8 Der Rote Rabe glitt in leichter Schräglage durch die Wellen und die frühe Morgensonne sorgte bereits für eine wohlige Wärme an Deck, wärmer, als man es von einem Maitag auf dem Meer erwarten würde.
Corin lag mit sauber verbundenem Arm im Käfig und schlief, eine blaue Strickdecke mit fremdartigen Schriftzeichen hatte ihn vor der Kälte der vergangenen Nacht geschützt.

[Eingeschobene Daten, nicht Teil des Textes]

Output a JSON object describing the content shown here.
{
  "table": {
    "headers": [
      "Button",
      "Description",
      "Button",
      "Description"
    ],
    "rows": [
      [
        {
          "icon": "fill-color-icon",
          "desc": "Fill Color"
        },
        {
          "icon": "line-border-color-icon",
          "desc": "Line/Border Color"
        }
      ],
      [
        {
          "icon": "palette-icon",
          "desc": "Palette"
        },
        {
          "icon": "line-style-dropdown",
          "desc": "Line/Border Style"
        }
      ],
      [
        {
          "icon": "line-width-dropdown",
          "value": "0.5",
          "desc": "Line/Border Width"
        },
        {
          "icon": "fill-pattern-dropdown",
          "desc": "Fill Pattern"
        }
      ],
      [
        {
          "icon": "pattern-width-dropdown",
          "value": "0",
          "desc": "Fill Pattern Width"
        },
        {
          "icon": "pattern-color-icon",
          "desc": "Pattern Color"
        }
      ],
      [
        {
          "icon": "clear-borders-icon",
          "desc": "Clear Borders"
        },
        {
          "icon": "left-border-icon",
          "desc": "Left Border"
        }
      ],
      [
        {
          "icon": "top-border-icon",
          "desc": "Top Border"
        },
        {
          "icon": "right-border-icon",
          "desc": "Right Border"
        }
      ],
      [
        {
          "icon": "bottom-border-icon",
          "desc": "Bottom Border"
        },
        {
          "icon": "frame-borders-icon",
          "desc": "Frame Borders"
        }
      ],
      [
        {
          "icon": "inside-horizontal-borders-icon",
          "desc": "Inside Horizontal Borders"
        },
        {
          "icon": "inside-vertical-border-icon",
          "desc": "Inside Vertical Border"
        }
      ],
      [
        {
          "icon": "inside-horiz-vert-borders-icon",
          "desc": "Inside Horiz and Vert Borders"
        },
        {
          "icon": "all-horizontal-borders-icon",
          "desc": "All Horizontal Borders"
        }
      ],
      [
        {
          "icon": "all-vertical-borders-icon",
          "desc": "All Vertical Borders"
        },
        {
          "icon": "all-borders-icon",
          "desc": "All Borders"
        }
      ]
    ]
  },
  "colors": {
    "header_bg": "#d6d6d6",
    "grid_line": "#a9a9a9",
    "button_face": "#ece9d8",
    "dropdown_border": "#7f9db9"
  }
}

Viel war noch nicht los an Deck. Weit hinten auf dem Kastell am Heck des Schiffes lehnte der Steuermann dösend an der Ruderanlage, ein zweiter Pirat hatte es sich daneben auf dem Holzboden gemütlich gemacht. Ein dritter Mann war dabei das Hauptdeck zu schrubben, Essensreste und kleine, fiese, undefinierbare Häufchen missmutig über Bord zu fegen.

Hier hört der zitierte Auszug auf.